Wei­te­re Rück­be­zü­ge in die Geschich­te des Ver­hält­nis­ses zwi­schen Russ­land und Staa­ten im Westen sowie zu den Inter­es­sen der fos­si­len Kon­zer­ne im Westen berei­chern den Tief­gang des Buches. Auch die Kri­tik an den Sank­tio­nen als mehr im Inter­es­se der USA als im west­eu­ro­päi­schen Inter­es­se beschlos­se­ne Bestra­fungs-Maß­nah­men, die man sel­ten in Tex­ten zum Ukrai­ne-Krieg fin­det, zeich­nen die­sen Sam­mel­band aus.

Im Schluss­teil des Buches zitiert der Autor Ste­fan Luft Heri­bert Prantl von der Süd­deut­schen Zei­tung, der sei­ne Kri­tik an der Spit­ze der rot-grü­nen Regie­rung wie folgt auf den Punkt bringt: Aus­ge­rech­net Rot-Grün begreift Frie­dens­fä­hig­keit als Kriegs­füh­rungs­fä­hig­keit; die­ses Zitat ist zwar aus der Zeit des völ­ker­rechts­wid­ri­gen Krie­ges der Nato gegen Jugo­sla­wi­en, es hat aber von sei­ner Aktua­li­tät nichts ein­ge­büßt.

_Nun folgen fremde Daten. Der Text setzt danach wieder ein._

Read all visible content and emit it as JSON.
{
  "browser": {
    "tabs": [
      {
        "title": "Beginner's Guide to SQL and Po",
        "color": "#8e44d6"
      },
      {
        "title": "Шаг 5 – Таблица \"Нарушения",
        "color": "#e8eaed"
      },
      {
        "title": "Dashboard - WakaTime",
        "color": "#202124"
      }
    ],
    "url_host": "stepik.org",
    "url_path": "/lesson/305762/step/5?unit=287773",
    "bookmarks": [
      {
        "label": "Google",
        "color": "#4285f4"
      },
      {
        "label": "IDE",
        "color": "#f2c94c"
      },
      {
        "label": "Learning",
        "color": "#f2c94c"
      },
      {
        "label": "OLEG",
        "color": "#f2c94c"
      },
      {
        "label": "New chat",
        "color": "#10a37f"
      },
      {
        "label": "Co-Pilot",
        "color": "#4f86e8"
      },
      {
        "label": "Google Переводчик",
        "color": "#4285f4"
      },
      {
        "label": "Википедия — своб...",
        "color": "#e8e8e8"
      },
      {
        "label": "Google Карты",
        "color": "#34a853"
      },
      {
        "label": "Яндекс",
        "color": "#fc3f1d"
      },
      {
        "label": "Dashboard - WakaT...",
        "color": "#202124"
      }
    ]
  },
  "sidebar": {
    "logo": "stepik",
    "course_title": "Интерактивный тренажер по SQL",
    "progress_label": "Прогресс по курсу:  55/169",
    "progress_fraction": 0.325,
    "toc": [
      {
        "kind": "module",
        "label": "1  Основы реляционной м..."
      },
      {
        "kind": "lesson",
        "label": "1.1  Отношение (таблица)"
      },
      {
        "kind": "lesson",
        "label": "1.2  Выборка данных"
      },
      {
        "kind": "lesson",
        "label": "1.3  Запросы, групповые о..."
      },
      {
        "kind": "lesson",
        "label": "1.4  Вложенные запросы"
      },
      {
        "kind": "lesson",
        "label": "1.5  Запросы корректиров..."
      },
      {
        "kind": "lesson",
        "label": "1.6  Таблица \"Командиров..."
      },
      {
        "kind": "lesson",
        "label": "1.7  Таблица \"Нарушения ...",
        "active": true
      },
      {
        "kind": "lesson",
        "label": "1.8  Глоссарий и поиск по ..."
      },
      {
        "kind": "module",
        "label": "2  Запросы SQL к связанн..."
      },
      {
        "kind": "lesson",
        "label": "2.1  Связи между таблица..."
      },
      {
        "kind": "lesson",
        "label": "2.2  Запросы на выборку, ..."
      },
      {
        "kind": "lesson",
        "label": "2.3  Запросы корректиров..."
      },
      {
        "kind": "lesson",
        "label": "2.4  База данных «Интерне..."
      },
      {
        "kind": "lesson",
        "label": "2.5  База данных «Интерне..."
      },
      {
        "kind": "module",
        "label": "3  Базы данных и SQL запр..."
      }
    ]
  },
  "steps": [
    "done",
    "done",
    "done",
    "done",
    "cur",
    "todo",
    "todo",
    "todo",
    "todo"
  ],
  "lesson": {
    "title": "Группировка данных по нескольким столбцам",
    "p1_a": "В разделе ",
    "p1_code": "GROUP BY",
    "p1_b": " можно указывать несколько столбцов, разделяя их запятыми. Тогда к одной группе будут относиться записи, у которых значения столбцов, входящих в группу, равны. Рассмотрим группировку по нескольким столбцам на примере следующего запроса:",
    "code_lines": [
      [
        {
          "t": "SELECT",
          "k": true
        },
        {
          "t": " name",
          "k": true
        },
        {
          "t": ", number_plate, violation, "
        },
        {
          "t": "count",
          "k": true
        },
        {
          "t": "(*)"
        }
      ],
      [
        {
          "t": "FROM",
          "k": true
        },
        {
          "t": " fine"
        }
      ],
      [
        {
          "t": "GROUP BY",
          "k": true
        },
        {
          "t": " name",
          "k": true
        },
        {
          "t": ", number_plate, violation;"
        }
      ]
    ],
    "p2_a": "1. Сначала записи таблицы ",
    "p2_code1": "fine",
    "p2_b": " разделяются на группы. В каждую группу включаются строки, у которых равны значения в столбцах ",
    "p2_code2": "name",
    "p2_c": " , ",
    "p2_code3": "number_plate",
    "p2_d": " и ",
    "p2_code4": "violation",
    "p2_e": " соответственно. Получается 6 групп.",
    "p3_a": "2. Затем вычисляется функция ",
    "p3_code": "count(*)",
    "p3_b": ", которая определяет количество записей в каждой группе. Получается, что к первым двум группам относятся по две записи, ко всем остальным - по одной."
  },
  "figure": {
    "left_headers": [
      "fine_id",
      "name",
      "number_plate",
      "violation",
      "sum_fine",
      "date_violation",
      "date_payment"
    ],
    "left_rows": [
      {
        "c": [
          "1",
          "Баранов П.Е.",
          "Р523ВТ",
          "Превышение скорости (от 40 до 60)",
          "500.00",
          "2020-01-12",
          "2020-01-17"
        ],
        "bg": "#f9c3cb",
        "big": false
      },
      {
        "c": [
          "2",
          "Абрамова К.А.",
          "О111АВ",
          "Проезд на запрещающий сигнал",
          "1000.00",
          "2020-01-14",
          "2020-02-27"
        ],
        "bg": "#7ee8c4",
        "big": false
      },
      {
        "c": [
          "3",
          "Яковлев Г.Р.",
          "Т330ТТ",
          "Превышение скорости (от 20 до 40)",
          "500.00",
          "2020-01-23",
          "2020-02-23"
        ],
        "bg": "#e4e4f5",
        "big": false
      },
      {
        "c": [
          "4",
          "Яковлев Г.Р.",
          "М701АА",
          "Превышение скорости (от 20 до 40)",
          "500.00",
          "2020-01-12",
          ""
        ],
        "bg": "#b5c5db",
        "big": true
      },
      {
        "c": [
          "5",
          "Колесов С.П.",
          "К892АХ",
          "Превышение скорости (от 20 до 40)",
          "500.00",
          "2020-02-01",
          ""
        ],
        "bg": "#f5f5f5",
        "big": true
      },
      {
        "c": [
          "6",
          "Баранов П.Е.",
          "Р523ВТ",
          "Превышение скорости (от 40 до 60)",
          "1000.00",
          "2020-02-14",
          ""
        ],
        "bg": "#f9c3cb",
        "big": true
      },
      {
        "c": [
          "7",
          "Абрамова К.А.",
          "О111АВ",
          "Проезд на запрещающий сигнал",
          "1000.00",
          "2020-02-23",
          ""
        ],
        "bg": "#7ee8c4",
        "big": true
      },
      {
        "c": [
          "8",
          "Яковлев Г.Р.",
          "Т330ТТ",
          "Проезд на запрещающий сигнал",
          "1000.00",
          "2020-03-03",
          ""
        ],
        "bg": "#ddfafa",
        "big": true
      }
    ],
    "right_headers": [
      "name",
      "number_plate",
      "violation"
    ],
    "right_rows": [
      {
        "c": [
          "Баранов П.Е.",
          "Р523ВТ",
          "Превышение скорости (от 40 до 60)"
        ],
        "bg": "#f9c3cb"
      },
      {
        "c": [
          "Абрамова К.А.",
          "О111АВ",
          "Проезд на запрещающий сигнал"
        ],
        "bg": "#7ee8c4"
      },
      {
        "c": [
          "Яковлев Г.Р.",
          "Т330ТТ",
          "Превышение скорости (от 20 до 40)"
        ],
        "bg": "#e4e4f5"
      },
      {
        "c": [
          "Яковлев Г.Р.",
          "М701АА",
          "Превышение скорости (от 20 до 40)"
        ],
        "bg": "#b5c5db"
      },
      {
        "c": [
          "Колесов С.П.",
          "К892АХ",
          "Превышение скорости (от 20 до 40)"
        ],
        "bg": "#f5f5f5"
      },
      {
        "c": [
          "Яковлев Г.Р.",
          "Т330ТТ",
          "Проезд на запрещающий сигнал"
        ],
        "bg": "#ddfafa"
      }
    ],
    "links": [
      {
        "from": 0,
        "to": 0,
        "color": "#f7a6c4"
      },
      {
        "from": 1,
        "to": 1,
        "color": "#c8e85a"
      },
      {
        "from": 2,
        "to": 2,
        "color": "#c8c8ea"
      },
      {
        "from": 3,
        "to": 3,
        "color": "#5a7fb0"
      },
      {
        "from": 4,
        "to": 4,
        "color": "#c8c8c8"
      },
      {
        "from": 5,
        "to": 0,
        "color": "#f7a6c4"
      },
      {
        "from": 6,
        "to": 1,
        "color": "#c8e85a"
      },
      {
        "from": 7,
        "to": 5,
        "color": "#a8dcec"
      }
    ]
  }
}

Schließ­lich run­det das Buch sei­ne Ana­ly­sen mit einem Inter­view mit dem sozi­al­de­mo­kra­ti­schen Poli­ti­ker Klaus von Dohn­anyi ab, der dar­auf ver­weist, wel­ches Ver­säum­nis die vom Westen sabo­tier­ten Ver­ein­ba­run­gen im Minsk II-Pro­zess dar­stel­len: »Mer­kel ver­dan­ken wir die Abkom­men Minsk I und Minsk II, die für den Don­bass eine gewis­se Selbst­stän­dig­keit im Rah­men ukrai­ni­scher Staats­ho­heit vor­sah, ähn­lich wie etwa in Spa­ni­en für das Bas­ken­land. Ich glau­be, dass Mer­kel ange­sichts ihrer Erfah­run­gen (…) den Ernst der Lage schon viel frü­her durch­schaut hat­te.« Er betont, dass es einen Frie­den in Euro­pa nur mit und nicht gegen Russ­land gibt. Abschlie­ßend zitiert er Wil­ly Brandt: »Außen­po­li­tik ist Gene­ral­stabs­ar­beit am Frie­den.« Dem ist nichts hinzuzufügen.

San­dra Kost­ner, Ste­fan Luft (Hrsg.): Ukrai­ne­krieg. War­um Euro­pa eine neue Ent­span­nungs­po­li­tik braucht. Frank­furt 2023, 352 S., 24 €.